I gave a presentation for Cansecwest 2008 on the subject. Slides are available here:

There are a lot of things to say about the correlation (buzz?)word. Sec is one side of the answer.

Richard Bejtlich said...

DPI is nothing but a buzzword to repackage old ideas.

Anonymous said...

My take is that correlation implies cross-device analysis, which is meant to eliminate the "island view" problem that plagues the IDS/IPS with so many false positives. Using this logic, prioritization implies correlating data from various sources:
Vulnerability Scans - V
Target Asset Criticality - T
History of the Attack source - H

For example, a typical formula to calculate the priority based on the criticality of an attack C would be:

P = C x V x T x H, where the
C = [0 thru 1]
V = [0 thru 1]
T = [.5 - 1.5]
H = [1 thru 1.5]

We can see that P can be decreased only by vulnerability data (detected attack is not relevant), and by the target value (target value is low). What is the meaning of this formula?
If the SIEM is used without Vulnerability data and Asset management the false positive issue is going to be accentuated. A SIEM that is not fed with intelligence is worse than IDS.

Roman said...

Anonymous: A SIEM that is not fed with intelligence is worse than IDS.

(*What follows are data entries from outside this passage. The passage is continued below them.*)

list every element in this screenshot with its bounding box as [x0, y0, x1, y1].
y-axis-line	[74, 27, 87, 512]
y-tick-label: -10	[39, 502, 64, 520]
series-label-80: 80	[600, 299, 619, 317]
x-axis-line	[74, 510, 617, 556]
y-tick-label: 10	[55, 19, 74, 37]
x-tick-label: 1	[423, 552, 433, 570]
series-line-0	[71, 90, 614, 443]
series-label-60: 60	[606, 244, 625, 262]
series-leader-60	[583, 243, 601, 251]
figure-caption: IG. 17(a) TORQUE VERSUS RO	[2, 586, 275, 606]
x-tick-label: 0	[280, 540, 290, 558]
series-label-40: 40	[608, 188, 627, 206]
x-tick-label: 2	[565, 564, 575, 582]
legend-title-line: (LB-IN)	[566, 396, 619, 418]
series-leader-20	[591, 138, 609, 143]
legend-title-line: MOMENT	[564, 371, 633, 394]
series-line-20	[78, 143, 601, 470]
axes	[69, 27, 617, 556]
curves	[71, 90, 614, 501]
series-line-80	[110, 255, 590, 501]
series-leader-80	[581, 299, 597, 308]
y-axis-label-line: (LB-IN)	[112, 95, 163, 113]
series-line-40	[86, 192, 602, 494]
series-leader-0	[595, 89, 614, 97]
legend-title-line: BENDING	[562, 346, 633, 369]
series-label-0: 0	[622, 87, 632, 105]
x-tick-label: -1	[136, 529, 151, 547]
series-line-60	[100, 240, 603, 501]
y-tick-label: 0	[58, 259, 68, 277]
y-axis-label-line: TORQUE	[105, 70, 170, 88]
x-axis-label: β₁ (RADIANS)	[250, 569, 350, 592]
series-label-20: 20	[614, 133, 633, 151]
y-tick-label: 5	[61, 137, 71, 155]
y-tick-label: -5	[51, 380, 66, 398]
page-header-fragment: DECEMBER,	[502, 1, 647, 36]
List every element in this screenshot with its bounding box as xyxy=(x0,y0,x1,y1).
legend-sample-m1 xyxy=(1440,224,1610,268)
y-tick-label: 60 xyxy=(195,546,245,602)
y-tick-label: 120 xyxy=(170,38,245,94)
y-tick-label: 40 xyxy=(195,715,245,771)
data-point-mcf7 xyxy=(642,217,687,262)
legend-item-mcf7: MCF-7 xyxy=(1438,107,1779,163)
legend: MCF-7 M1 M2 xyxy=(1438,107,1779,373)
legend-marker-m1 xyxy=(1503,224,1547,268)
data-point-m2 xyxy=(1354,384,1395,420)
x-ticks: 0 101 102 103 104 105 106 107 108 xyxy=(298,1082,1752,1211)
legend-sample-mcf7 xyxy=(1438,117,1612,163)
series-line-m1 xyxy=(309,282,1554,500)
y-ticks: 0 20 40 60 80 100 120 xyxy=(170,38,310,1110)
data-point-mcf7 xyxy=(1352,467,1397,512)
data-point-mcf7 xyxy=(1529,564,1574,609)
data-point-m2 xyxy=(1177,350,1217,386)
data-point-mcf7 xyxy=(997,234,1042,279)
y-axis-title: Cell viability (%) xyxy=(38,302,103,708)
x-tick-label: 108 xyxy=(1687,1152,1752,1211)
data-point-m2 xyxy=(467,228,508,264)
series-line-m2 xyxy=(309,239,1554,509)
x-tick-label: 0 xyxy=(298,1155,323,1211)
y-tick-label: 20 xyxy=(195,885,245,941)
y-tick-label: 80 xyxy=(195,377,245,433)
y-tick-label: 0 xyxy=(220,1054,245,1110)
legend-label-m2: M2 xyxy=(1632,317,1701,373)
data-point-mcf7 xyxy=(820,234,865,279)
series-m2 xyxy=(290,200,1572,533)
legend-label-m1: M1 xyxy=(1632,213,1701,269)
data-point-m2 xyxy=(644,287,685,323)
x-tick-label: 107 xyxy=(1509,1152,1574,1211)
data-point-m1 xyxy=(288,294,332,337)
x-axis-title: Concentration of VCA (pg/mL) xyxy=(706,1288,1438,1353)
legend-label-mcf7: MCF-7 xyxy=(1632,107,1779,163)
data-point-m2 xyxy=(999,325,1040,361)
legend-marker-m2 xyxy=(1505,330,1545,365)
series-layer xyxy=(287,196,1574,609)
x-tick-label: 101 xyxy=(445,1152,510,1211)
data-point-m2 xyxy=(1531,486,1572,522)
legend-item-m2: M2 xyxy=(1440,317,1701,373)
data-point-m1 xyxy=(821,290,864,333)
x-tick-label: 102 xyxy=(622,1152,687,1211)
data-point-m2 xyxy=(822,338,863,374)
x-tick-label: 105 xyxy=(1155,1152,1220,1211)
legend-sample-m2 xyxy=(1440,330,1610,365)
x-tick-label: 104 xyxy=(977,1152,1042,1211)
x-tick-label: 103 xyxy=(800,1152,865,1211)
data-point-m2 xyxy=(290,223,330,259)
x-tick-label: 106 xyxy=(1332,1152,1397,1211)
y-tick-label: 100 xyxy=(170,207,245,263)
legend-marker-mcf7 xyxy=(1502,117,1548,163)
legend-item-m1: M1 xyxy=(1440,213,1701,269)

Actually, I believe the point is that a SIEM that is not manned by (an) intelligence is worthless. Humans correlate information into actionable items; SIEMs can only provide data to that human. If the SIEM isn't providing the right data to that human, the SIEM is worthless. If you don't have a human handling the correlation, you don't have correlation.

Compare this with creating intelligence (the military kind; not the "intelligence" inside the SIEM): you have collector platforms that pull in all kinds of data, and there are technical processes that munge and massage it a bit, but until an intelligence analyst gets ahold of that information and correlates/processes it, it remains information. Once correlated and processed, it becomes intelligence, and thus is now actionable (as long as your analysts are getting the job done).